I've been reading the very helpful (but cranky) book, 30 Reasons Employees Hate Their Managers, by Bruce L. Katcher with Adam Snyder. And I'm struck by how many reasons are related to poor communication. For example, employees hate it when:

  • They are afraid to speak up.
  • Managers don't listen to them.
  • They don't trust the information they receive from managers
  • Managers don't tell employees what they need to know to do their work.
  • There are too many darn meetings.

As your company grows, you rely on managers to share information. But most managers need help to be successful.

While it's true that managers are employees' most trusted source of information, it's also true that many managers are not natural communicators. But before you invest in extensive skills training, consider these three reasons why managers don't fulfill their role:

  • Expectations. Don't know that communication is a key part of their job.
  • Knowledge. Don't understand the topic well enough to present it, interpret it or answer questions about it.
  • Accountability. Aren't held responsible (through performance management or other metrics) for communicating.

What can you do to address these issues? Here are 5 things to do:

1. Make sure you clearly articulate communication roles. Be specific about what and how you (as senior leader) communicate--and what you expect managers to share. Ask your HR manager to include communication into managers' job descriptions so the expectation is baked into their role.

2. Build accountability into performance management and other methods to evaluate managers. You know the problem: Unless communication is part of the formula to give managers raises or bonuses, it won't be a priority. Put managers' money where their mouth is.

3. Invest time in making sure managers understand content. Especially if the topic is complex, a 20-minute presentation is not enough to make managers comfortable. Design sessions to give managers the confidence they need to present:

When planning to brief managers, allocate at least 90 minutes for the meeting.

If possible, get everyone together face to face. If your office is too distracting, consider taking managers off site. Of course you'll present content, but presentations should be the shortest part of the meeting. Allow at least 50% of the time for questions and dialogue.

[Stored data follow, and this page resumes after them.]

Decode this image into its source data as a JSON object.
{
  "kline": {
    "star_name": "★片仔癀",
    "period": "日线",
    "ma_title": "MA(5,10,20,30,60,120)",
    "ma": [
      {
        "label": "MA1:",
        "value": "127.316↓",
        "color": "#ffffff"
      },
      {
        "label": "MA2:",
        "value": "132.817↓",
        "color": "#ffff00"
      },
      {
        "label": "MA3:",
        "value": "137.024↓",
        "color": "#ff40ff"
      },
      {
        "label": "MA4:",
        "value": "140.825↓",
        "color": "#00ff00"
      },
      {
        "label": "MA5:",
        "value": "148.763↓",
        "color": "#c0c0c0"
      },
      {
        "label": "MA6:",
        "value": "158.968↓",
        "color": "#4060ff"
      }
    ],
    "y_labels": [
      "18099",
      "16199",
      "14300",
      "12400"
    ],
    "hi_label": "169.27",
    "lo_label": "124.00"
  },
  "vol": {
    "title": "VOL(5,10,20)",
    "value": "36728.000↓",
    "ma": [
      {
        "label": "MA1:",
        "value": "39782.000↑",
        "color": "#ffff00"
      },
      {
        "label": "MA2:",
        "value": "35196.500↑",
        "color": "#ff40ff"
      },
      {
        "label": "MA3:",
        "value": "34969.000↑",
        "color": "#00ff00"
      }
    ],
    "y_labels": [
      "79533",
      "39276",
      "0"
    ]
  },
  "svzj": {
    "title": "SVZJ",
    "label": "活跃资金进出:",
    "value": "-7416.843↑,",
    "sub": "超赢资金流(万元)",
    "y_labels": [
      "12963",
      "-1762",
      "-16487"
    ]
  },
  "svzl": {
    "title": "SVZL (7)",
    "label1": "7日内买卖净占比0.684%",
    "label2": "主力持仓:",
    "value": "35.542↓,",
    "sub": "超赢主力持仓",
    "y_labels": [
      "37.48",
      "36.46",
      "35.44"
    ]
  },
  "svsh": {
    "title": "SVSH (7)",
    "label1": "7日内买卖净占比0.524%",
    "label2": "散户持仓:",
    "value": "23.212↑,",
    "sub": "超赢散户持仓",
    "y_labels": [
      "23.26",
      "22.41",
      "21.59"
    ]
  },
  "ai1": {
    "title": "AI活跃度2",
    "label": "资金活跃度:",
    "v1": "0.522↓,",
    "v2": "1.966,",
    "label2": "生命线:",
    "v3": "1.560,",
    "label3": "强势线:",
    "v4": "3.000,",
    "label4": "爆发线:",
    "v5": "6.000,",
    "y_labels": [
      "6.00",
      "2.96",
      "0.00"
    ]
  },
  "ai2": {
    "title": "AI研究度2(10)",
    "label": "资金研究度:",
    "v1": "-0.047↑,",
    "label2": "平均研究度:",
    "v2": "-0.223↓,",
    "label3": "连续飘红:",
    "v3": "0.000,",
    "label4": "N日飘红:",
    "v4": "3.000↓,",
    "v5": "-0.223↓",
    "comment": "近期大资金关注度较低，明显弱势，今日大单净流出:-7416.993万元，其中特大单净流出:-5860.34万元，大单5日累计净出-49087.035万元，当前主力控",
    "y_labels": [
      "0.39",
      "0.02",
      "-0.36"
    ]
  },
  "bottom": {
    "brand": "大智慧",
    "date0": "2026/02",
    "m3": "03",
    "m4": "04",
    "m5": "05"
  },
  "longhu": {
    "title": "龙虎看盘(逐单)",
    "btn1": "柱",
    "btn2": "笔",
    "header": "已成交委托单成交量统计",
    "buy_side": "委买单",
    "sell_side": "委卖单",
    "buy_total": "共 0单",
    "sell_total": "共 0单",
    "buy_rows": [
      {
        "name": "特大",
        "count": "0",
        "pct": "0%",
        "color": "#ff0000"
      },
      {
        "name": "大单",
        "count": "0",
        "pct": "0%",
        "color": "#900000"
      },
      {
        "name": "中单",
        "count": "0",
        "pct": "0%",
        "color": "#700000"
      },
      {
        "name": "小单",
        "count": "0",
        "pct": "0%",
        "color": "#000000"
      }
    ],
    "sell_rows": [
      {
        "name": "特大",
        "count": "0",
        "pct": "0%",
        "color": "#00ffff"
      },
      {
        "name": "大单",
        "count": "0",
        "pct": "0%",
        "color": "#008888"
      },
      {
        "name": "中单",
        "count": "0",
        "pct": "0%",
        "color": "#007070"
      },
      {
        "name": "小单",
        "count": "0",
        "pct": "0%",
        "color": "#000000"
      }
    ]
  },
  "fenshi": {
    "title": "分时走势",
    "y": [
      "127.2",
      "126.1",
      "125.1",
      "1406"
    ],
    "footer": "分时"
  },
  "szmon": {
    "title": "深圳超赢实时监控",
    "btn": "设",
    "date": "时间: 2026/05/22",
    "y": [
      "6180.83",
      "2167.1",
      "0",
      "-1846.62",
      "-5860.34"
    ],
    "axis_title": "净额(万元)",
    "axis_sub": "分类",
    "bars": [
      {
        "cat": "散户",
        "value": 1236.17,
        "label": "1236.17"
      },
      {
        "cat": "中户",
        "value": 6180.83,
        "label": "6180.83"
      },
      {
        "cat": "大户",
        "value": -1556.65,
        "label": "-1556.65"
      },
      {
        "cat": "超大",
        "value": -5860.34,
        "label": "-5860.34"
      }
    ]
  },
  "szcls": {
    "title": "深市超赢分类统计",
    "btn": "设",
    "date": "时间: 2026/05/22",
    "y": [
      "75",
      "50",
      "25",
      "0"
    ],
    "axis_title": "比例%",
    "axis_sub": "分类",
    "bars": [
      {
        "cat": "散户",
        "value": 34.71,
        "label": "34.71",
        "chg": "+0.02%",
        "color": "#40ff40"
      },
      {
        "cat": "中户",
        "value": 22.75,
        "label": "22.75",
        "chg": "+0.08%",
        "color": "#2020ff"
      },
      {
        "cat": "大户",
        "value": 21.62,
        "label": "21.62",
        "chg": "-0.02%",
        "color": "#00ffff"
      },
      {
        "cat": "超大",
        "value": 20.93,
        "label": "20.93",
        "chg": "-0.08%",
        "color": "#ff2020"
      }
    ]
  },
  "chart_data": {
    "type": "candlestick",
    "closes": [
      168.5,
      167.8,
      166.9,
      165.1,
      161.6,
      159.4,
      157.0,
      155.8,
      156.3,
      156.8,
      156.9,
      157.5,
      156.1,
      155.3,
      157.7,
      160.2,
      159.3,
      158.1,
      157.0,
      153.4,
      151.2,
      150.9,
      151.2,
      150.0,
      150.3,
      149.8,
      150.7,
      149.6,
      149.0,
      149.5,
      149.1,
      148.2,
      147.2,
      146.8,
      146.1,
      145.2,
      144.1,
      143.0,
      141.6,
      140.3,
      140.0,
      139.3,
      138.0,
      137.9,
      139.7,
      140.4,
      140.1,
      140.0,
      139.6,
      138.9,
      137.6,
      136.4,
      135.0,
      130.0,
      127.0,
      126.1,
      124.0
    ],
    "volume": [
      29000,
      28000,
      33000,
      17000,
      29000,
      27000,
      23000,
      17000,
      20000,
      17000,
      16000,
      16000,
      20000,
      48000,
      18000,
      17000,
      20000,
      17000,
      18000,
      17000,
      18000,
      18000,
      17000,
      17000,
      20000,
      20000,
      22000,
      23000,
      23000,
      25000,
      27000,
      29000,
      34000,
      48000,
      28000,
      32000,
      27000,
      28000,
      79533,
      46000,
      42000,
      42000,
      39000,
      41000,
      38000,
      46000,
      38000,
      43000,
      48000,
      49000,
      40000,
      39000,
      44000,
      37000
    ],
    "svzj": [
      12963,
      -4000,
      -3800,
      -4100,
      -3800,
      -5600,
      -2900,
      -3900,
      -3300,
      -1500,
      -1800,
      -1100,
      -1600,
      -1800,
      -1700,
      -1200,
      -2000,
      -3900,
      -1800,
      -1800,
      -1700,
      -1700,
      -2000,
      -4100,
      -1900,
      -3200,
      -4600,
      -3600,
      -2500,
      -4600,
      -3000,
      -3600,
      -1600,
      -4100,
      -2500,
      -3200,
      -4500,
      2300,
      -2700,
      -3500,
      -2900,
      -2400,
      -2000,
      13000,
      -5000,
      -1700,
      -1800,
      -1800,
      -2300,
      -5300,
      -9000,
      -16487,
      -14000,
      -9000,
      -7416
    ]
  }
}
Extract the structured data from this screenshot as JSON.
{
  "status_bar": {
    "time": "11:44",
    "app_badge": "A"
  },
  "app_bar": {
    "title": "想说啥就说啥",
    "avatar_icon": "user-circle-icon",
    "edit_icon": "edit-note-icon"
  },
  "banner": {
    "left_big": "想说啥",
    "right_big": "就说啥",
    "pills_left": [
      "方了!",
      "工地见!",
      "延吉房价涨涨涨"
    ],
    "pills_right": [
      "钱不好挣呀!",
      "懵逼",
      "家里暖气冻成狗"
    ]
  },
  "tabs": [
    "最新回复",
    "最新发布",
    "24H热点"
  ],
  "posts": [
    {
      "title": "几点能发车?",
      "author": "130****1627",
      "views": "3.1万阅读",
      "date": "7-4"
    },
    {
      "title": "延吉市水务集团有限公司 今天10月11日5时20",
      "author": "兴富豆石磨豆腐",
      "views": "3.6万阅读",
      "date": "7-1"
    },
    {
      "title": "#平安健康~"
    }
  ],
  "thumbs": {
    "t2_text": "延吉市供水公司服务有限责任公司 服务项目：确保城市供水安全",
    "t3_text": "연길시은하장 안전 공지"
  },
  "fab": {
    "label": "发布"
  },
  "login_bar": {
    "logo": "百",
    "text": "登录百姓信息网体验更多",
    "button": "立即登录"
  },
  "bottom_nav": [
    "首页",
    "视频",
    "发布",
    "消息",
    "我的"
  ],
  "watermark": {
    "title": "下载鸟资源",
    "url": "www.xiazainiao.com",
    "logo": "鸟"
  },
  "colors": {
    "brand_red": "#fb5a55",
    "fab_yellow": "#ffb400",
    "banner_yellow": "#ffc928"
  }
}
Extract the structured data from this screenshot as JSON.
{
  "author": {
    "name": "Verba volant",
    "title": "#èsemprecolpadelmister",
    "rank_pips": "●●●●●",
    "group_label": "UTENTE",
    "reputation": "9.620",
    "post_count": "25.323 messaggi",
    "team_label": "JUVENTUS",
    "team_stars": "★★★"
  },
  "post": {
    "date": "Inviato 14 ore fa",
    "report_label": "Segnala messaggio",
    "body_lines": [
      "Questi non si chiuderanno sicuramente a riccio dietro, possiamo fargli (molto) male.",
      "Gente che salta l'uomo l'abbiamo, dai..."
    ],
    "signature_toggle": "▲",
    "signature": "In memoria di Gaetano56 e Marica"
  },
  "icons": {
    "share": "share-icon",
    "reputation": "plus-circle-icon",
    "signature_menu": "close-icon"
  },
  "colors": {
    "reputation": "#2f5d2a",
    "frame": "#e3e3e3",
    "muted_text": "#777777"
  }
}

4.  Create tools to help managers share information. You might consider:

  • A very short PowerPoint presentation.Managers won't give a detailed presentation, but they will use a short (5-8 slides) PPT to share highlights at staff meetings and during one-on-one discussions.
  • A one-page guide that makes it easy for managers to have everything they need. This guide that contains all essential information: what is changing, when, why and how. 
  • FAQs. Compile Frequently Asked Questions in a document that provides the questions employees are likely to ask, along with the answers managers need. The key is to include the toughest questions so managers are ready any time team members approach them with a question.

5. Develop a microsite 
It's the perfect place to house resources and build skills. Make it social by including discussion threads, so colleagues can share challenges and solutions. Provide access to on-demand learning that can be accessed quickly when faced with a challenge.

Once you start providing managers with support, ask for feedback to determine which methods have the greatest impact.